Figure de l’art contemporain, le célèbre sculpteur sénégalais Ousmane Sow est mort tôt jeudi 1er décembre à Dakar, à l’âge de 81 ans, a annoncé sa famille. « Il emporte avec lui rêves et projets que son organisme trop fatigué n’a pas voulu suivre », a déclaré sa famille, précisant qu’il avait fait ces derniers mois plusieurs séjours à l’hôpital à Paris et à Dakar.

Ousmane Sow était connu pour ses sculptures monumentales de guerriers qui ont fait le tour du monde. Le grand public français l’a découvert en 1999 lors d’une rétrospective sur le Pont des Arts à Paris. Ses guerriers Masaï du Kenya, lutteurs de l’ethnie Nouba du Soudan du Sud, Indiens d’Amérique, colosses figés dans le mouvement, attirent alors plus de trois millions de personnes. « Jamais un gamin ne m’a demandé ce que mes sculptures voulaient dire. Je sculpte des hommes. 

J’ai tellement peur qu’on ne me comprenne pas, ou qu’on interprète mal ce que je dis, que je parle très directement. C’est la même chose en art », disait Ousmane Sow, du haut de son 1,93 m.

Première exposition en 1987

Né le 10 octobre 1935 à Dakar, Ousmane Sow n’est devenu artiste qu’à 50 ans après avoir exercé comme kinésithérapeute en banlieue parisienne et au Sénégal. A l’école, ce fils de comptable se plaisait à tailler de petites figurines dans des blocs de calcaire. Sa connaissance des muscles et de l’anatomie lui servira pour ses créations. « Je peux me bander les yeux et faire un corps humain de la tête aux pieds », confiait-il.

Après l’indépendance du Sénégal en 1960, Ousmane Sow revient s’installer dans son pays, avant de monter un cabinet à Montreuil, en banlieue parisienne. Il sculpte toujours pour son plaisir mais jusqu’à l’âge de 50 ans, détruit ses œuvres, par manque de place notamment. 

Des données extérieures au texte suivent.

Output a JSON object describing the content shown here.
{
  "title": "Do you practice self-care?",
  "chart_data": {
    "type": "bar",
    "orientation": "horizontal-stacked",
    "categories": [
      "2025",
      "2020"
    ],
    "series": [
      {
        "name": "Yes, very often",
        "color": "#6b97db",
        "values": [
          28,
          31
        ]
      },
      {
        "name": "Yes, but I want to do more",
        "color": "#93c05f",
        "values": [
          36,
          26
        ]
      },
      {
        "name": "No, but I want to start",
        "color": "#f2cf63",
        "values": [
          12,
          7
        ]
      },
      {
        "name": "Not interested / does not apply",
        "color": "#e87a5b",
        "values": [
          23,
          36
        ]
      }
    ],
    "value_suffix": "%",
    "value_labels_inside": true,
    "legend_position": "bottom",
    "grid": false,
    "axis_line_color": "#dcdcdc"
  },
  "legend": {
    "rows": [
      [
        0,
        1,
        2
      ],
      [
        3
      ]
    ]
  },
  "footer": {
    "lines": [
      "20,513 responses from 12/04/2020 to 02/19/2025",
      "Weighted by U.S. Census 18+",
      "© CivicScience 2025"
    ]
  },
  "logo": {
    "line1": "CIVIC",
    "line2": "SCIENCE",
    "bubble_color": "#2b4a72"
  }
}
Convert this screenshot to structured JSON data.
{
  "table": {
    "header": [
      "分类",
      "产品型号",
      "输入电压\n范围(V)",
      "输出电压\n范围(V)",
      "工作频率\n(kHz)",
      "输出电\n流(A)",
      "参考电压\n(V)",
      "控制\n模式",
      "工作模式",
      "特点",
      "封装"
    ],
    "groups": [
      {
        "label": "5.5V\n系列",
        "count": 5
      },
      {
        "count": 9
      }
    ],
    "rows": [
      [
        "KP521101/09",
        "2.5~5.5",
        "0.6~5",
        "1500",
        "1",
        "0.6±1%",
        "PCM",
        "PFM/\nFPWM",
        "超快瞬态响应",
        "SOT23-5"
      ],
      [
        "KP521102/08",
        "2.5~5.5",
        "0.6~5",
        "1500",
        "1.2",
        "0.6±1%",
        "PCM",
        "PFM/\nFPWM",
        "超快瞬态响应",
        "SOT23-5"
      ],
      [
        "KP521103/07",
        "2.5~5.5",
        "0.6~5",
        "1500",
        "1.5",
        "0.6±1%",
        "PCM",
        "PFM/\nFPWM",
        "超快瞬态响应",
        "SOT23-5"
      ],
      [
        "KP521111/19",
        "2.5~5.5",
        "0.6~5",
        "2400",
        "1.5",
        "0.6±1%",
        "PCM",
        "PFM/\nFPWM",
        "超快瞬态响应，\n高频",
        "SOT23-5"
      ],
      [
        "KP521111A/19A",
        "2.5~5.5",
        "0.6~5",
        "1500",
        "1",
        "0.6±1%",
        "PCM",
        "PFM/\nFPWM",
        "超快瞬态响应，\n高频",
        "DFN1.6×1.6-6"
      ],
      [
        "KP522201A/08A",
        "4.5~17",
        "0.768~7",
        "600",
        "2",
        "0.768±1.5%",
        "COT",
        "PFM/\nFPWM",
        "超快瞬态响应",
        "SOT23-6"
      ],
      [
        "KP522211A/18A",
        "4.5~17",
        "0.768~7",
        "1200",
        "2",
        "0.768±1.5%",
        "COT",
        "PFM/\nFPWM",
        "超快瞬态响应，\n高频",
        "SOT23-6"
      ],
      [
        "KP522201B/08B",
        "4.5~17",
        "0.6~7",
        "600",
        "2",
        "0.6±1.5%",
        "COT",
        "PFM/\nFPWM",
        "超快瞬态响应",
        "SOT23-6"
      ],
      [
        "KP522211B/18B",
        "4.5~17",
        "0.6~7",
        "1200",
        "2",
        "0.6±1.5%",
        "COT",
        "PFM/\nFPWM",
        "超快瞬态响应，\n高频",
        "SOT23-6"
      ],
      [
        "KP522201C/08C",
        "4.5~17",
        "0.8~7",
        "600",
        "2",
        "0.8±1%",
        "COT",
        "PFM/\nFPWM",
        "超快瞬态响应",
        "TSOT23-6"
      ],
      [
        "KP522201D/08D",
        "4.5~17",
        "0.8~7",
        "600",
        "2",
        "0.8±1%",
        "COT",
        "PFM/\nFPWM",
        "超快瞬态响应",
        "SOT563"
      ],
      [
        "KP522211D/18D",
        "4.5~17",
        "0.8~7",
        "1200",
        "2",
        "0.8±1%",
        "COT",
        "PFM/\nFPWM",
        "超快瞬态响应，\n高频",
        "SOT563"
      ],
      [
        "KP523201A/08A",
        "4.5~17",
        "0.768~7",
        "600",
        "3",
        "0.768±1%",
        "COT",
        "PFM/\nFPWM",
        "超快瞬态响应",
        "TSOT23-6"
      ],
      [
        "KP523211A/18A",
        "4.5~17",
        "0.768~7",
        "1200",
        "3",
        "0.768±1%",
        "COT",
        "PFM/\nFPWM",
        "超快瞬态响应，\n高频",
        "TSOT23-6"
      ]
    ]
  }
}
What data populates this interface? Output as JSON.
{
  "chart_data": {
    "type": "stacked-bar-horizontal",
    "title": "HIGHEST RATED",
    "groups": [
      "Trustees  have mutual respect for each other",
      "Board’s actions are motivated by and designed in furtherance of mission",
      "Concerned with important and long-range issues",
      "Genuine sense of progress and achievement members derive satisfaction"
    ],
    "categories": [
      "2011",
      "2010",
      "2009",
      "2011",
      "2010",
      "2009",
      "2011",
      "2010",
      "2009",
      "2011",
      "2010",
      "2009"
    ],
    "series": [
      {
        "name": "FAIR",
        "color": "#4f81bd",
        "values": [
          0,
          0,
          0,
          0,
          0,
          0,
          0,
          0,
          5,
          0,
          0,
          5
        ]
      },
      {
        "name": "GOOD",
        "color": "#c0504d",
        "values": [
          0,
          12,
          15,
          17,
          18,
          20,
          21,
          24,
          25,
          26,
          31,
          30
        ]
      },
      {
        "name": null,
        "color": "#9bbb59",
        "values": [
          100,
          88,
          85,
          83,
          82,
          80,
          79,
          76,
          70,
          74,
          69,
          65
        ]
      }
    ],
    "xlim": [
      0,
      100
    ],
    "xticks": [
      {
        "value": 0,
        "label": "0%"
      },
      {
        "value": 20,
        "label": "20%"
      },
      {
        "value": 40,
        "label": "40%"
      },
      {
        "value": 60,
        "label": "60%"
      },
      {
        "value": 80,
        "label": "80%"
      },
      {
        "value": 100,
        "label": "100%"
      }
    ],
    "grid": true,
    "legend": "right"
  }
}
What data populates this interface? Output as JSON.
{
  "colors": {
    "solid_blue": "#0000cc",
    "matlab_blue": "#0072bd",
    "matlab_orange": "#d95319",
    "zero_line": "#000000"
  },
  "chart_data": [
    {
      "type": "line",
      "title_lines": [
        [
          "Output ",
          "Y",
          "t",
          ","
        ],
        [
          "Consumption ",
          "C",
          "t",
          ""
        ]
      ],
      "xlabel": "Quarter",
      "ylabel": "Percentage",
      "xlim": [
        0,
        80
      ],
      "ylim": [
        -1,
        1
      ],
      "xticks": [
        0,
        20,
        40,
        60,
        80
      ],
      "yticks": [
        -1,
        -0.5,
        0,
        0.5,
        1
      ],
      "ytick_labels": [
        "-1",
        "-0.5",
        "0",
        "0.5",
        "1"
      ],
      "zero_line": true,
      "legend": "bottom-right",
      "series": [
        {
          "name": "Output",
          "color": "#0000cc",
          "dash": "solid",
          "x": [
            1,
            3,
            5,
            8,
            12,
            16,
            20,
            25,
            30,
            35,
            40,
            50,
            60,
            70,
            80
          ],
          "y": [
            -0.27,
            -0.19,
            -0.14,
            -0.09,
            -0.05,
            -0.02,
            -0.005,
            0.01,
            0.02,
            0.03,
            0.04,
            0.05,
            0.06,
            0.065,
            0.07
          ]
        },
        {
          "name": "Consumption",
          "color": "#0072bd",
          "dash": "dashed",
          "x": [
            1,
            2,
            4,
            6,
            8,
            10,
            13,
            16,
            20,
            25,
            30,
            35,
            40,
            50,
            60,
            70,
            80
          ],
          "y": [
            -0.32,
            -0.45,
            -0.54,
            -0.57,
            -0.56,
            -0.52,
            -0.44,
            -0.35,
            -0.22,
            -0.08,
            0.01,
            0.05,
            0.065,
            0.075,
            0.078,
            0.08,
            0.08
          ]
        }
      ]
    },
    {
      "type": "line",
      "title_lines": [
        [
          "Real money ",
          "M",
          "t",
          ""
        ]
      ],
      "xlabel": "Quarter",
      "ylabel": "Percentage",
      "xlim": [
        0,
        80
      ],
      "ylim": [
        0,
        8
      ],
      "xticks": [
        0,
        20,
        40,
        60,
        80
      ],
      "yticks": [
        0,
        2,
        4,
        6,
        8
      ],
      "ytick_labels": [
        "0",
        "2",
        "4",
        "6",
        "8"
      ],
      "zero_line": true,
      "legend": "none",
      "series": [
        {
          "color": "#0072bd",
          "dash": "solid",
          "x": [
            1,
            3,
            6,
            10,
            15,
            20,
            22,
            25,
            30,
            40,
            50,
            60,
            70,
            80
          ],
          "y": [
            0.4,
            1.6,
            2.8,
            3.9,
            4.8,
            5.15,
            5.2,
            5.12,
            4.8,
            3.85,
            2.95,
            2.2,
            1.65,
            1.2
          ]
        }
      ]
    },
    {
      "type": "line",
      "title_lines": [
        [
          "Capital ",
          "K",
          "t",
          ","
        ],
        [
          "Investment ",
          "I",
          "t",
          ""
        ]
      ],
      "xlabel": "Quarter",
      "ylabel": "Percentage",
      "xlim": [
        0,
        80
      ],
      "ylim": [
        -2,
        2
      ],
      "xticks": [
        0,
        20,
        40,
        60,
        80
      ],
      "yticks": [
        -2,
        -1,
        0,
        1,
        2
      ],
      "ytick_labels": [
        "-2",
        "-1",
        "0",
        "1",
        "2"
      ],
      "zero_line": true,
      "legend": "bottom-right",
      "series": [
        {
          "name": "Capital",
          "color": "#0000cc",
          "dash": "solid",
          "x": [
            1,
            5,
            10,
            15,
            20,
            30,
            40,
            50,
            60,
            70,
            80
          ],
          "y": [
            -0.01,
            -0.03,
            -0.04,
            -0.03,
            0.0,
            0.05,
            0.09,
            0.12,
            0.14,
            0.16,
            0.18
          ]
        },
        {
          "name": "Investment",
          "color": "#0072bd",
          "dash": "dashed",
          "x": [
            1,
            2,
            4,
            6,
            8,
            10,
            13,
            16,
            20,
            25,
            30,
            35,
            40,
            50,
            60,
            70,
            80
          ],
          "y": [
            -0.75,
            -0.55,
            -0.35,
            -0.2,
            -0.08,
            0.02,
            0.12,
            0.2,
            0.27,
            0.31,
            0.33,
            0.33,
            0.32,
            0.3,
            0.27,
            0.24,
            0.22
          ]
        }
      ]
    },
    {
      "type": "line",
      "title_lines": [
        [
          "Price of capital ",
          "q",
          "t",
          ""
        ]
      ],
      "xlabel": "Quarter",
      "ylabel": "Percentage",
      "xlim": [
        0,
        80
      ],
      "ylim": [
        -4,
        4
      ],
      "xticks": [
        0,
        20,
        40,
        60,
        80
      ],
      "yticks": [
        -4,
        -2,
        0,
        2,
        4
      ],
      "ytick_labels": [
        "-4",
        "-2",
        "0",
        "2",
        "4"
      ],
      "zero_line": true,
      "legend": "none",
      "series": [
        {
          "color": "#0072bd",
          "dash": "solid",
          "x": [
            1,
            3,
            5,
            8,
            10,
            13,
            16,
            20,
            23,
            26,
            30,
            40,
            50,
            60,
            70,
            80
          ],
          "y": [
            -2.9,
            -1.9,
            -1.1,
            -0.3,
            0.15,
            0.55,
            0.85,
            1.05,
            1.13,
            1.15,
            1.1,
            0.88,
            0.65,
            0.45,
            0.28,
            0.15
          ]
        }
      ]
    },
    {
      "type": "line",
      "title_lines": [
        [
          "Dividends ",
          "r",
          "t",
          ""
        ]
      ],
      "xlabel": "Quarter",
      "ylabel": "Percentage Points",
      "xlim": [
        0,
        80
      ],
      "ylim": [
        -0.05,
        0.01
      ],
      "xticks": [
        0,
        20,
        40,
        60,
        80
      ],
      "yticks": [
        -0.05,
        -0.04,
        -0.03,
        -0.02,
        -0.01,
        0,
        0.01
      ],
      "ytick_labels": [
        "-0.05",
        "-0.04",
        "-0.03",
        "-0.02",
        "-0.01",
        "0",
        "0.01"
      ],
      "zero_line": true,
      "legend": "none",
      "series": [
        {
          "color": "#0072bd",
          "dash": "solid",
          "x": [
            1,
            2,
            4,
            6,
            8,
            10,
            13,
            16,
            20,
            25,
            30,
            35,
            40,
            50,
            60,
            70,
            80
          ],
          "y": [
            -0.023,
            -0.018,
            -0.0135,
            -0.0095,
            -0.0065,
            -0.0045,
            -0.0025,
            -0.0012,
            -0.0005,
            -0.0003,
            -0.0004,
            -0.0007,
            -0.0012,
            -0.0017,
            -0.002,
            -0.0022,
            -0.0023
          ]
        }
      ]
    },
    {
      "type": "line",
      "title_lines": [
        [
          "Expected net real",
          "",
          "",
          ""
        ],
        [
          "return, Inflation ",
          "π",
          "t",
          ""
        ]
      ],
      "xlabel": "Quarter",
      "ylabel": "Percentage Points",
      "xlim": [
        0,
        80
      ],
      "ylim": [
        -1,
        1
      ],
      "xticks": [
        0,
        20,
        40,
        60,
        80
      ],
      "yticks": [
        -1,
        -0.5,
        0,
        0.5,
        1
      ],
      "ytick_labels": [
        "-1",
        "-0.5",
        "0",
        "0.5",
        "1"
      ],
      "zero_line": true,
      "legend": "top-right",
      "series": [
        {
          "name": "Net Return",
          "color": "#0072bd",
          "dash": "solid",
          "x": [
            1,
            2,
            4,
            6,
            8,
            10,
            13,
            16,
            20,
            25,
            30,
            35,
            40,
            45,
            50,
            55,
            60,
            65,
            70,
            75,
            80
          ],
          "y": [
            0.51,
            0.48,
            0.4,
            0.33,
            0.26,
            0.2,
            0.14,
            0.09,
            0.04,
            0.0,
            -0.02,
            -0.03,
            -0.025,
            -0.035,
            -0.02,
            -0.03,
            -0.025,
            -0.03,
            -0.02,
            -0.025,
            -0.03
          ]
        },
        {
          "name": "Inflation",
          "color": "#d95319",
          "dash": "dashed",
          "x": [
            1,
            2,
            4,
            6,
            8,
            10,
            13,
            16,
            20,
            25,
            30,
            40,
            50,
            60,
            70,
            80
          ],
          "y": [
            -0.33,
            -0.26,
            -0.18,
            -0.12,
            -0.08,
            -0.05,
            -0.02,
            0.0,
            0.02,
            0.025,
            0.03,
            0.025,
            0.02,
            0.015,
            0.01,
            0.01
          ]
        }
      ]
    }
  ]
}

Un jour, un ami attire l’attention du Centre culturel français de Dakar sur ces sculptures, qui lui consacre une exposition en 1987. Ce sera un succès, et le début d’une carrière fulgurante.
 

La série des Nouba, inspirée par les photos de Leni Riefenstahl, est présentée à la Documenta de Kassel en 1992, marquant l’entrée d’Ousmane Sow dans la cour des grands artistes contemporains. Trois ans plus tard, il expose au Palazzo Grassi, à l’occasion du centenaire de la Biennale de Venise. Il explore ensuite les peuples africains avec Les Masaï, Les Zoulous, puis Les Peuls, avant de s’intéresser aux Indiens d’Amérique à travers la mythique bataille de Little Big Horn.

« Une très grosse perte »

Ses sculptures monumentales aux tons bruns-ocres, cet homme massif les crée à partir d’une mixture secrète, macérée pendant plusieurs années et appliquée sur des ossatures de fer, de paille et de jute. Sans modèle. Ousmane Sow a également exploré la sculpture de grandes figures ayant marqué sa vie – Victor Hugo, de Gaulle, Mandela – et rêvait d’un « Musée des grands hommes ».

« C’est une très grosse perte pour la sculpture sénégalaise et africaine. Ousmane Sow a été un véritable ambassadeur de la culture » sénégalaise, a déclaré le ministre sénégalais de la culture Mbagnick Ndiaye. « Les œuvres d’art qu’il a exposées à travers le monde montrent qu’il était un géant de la culture. » Ousmane Sow a été le premier Africain à rejoindre en 2013 l’Académie des Beaux-arts en tant que membre associé étranger.